Ein Stichwort, das Professor Dr. Michael Sterner von der Ostbayerischen Technischen Hochschule in Regensburg wie gerufen kommt. In den vergangenen Jahren seien die Themen Verteilung und Speicherung vernachlässigt worden. In Baden-Württemberg etwa baut Max Bögl eine Windkraftanlage, die mit einem Pumpspeicher gekoppelt ist. Am leichtesten freilich ließe sich die Gas-Infrastruktur nutzen, auch wenn Power-to-Gas hohe Umwandlungsverluste habe.Für Nonsens hält Michael Sterner das Argument, dass das Speichern von Strom den Druck für den Ausbau der Netze nehme. „Wir brauchen wirklich alles. Ich bin froh über jeden Meter Leitung, der gebaut wird.“ Dabei plädiert der Professor vehement für den Ausbau der Erneuerbaren Energien – auch in ökonomischer Hinsicht. Er macht den Zuhörer den Mund wässerig: Bayern könnte Selbstversorger in Sachen Energie sein. Windkraft, Photovoltaik, Biogas – damit könne im Freistaat ein Vielfaches des benötigten Stroms erzeugt werden. Technisch sei das kein Problem. „Die Frage ist nur, ob das sozial und gesellschaftlich akzeptiert ist“, bilanziert er. „Strom muss aus den Erneuerbaren Energien kommen, sonst hat das keinen Sinn für den Klimaschutz, und einen Tod muss man sterben.“
Wie sich das anfühlt, hat die N-ERGIE, Nürnberg, mit ihrer Beteiligung am Gaskraftwerk Irsching schon durchlebt, das wenig ausgelastet und damit unrentabel ist. Für die N-Ergie war dies Motivation, den Ausbau der Übertragungsnetze unter die Lupe zu nehmen – nicht mit Technikern, sondern mit Volkswirten. Ergebnis: Der Ausbau kann, bei effizienter(er) Nutzung, deutlich kleiner ausfallen. „Wir sind seitdem die Spaßbremse im Konsens der deutschen Energiewirtschaft“, berichtet Strategiemanager Stefan Lochmüller. Überhaupt, sagt der Ingenieur, lande der meiste Druck aus Erneuerbaren Energien nicht im Übertragungsnetz, sondern gehe zunächst auf die Verteilernetze. Für den geplanten Zubau aus Windkraft und Photovoltaik brauche man „definitiv Speicher“. Die werden aktuell von Privat gebaut – jede zweite PV-anlage wird damit ausgerüstet. Volkswirtschaftlich sei das ineffizient, deshalb, so fordert Stefan Lochmüller, müsse heute die Diskussion über die künftige Richtung geführt und Entscheidungen vorbereitet werden.
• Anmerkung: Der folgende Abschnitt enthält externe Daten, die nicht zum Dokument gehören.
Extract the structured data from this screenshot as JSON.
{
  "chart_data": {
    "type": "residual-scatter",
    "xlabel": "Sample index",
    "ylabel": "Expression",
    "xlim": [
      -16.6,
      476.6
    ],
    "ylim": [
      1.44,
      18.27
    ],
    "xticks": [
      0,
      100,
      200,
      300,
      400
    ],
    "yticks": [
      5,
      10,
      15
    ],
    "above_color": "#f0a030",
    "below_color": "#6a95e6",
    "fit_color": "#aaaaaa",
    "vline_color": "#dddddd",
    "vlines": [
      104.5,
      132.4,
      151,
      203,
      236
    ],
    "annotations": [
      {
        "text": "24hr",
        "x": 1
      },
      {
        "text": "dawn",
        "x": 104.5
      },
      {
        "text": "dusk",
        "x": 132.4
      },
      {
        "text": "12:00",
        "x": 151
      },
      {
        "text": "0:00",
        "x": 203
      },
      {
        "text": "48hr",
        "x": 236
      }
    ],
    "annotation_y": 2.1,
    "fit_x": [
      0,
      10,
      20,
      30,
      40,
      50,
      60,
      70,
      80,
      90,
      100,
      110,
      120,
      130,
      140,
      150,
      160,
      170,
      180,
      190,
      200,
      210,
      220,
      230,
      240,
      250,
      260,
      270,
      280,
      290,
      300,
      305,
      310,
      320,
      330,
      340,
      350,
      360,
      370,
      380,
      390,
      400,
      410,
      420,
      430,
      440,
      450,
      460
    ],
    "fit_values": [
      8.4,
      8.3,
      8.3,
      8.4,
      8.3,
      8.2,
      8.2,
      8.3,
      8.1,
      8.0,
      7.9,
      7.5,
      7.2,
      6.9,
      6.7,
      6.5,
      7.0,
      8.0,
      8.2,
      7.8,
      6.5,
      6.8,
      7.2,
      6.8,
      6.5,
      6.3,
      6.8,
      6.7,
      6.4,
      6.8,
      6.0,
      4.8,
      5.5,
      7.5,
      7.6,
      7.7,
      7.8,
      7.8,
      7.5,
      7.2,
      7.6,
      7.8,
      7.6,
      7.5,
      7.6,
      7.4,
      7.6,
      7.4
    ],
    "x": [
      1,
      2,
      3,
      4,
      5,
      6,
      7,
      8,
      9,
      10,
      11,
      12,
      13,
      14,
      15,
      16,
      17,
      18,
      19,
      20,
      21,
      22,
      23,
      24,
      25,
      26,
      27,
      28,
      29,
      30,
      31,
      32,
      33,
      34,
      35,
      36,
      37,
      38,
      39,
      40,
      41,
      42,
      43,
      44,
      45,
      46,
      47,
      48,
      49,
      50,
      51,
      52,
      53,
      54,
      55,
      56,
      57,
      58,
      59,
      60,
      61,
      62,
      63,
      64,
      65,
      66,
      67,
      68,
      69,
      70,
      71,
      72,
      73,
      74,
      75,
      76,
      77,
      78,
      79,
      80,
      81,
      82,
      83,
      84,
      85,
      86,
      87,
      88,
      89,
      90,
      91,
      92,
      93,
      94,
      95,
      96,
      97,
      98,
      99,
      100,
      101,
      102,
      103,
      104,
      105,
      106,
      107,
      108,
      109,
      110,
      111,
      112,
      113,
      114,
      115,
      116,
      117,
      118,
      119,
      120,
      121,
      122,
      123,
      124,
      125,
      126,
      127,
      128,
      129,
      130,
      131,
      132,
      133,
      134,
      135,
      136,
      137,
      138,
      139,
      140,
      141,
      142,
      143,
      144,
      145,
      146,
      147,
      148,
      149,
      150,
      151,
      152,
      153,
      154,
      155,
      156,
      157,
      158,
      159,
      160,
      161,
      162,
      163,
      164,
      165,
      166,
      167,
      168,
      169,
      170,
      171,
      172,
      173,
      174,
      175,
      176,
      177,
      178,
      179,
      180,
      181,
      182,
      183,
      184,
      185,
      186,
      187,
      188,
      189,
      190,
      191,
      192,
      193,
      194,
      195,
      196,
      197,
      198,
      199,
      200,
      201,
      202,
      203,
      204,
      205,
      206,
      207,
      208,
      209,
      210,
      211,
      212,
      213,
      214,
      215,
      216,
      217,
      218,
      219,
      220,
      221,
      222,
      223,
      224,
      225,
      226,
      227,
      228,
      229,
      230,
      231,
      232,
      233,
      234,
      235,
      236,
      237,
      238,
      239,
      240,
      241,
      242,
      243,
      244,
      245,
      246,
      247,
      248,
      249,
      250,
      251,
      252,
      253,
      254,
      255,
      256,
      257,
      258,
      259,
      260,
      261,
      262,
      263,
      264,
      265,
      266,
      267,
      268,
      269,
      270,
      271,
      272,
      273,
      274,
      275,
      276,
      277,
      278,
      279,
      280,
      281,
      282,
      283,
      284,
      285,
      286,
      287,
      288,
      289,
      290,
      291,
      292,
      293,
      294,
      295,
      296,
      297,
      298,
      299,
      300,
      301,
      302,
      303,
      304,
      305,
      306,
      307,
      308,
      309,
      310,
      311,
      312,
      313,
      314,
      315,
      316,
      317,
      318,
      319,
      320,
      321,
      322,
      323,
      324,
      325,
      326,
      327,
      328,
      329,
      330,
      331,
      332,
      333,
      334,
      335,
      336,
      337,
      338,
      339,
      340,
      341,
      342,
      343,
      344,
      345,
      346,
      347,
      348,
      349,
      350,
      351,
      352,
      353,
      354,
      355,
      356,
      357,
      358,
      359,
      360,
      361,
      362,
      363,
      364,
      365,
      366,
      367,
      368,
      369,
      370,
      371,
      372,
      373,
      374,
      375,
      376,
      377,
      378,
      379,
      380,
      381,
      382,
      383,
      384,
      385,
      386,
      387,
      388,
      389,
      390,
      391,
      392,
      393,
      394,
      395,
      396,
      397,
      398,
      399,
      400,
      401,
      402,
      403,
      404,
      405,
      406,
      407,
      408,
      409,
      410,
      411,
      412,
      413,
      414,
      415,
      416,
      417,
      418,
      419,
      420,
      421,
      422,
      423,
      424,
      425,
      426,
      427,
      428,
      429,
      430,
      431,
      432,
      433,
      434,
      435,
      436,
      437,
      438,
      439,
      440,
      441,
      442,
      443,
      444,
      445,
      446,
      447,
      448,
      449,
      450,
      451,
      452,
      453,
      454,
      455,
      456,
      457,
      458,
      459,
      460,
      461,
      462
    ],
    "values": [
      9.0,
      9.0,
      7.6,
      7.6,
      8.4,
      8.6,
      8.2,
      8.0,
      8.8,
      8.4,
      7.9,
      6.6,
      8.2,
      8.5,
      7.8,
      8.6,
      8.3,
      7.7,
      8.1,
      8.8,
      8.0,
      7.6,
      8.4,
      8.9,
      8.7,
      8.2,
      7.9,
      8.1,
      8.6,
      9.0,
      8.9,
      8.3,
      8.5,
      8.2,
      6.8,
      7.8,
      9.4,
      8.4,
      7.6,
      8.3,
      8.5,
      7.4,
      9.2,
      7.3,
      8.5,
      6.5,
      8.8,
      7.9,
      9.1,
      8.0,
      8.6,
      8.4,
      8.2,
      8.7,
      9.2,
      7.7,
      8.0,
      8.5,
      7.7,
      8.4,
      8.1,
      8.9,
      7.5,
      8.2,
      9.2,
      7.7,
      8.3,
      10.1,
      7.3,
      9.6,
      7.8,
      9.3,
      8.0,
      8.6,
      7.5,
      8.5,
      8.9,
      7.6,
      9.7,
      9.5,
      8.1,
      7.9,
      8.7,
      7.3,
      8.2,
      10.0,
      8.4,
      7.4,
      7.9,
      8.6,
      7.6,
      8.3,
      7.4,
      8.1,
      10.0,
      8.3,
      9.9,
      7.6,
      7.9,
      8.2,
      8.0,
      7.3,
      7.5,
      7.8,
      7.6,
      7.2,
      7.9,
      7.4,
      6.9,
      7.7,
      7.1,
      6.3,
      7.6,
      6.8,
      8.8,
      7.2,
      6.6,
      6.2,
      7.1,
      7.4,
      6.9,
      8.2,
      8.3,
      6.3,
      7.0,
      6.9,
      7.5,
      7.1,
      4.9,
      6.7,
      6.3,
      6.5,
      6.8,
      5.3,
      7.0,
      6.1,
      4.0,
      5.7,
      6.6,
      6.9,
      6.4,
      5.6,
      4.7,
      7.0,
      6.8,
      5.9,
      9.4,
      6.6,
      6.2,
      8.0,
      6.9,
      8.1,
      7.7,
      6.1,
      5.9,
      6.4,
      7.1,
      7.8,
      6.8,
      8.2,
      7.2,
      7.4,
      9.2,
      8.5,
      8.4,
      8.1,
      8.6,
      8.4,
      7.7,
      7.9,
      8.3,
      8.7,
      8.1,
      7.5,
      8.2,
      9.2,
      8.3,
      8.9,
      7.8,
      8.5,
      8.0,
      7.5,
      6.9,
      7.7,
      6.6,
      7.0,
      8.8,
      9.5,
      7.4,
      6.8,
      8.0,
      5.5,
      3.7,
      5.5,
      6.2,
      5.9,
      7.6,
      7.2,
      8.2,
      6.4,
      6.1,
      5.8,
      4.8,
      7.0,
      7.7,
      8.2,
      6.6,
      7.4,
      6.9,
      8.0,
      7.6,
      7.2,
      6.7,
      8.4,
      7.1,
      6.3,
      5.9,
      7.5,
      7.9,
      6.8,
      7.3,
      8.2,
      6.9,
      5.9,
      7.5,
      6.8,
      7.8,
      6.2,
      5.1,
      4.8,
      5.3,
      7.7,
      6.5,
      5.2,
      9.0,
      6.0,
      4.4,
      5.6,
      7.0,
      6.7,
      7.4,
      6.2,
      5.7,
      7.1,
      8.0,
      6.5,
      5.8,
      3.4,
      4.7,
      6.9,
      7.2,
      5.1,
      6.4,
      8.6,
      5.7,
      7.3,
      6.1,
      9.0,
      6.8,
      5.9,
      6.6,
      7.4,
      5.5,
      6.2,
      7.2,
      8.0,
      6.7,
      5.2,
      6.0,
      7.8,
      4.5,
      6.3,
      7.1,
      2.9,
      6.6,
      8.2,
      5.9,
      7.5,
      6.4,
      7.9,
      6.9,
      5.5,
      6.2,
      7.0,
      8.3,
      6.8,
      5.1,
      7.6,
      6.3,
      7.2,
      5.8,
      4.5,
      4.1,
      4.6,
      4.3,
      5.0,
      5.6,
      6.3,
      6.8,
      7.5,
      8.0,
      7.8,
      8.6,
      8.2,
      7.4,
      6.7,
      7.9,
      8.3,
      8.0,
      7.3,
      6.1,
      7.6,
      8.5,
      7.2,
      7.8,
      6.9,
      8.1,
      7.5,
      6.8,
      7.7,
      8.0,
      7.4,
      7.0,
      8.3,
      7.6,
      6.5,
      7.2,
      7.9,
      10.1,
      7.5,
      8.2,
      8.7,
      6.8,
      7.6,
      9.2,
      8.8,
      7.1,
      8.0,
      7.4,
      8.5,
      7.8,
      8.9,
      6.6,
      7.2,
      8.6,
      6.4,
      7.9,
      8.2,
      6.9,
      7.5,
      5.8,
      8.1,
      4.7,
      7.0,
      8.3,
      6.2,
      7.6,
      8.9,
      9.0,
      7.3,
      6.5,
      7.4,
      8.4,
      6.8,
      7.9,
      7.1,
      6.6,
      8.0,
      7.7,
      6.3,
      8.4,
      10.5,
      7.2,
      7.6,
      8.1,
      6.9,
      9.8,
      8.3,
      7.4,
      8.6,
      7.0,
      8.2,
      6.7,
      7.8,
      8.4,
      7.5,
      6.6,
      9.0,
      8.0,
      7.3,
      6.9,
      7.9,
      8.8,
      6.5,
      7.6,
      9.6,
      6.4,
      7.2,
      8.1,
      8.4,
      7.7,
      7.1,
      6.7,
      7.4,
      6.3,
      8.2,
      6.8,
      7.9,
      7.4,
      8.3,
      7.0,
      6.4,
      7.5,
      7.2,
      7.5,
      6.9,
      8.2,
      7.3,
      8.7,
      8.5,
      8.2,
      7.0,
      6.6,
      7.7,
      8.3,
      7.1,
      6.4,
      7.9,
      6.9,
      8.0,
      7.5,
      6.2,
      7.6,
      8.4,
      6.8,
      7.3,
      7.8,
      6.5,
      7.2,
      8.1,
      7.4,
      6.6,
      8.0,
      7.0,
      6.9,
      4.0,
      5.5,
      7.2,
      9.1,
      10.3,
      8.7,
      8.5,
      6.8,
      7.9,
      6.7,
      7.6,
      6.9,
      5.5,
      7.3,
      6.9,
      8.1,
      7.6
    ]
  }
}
Für die notwendige Transparenz und die Information der Öffentlichkeit streitet auch Germanwatch e. V. Die zivilgesellschaftliche Organisation engagiert sich unter anderem in der Energiewende und bei den Netzstrukturen, ihr Vertreter Hendrik Zimmermann steht außer Frage, dass das deutsche Stromnetz auch ohne Energiewende erneuerungsbedürftig ist. Aber sollen die Szenarien über den künftigen Bedarf und Ausbau der Netze wirklich von den Netzbetreibern erstellt werden? Gilt nicht der Betrieb konventioneller Kraftwerke als zu rentabel? Als Stachel im Fleisch von Politik und Gesetzgebern fordert Germanwatch zudem, den Netzentwicklungsplan transparenter zu machen und die Entgeltregulierung zu überprüfen.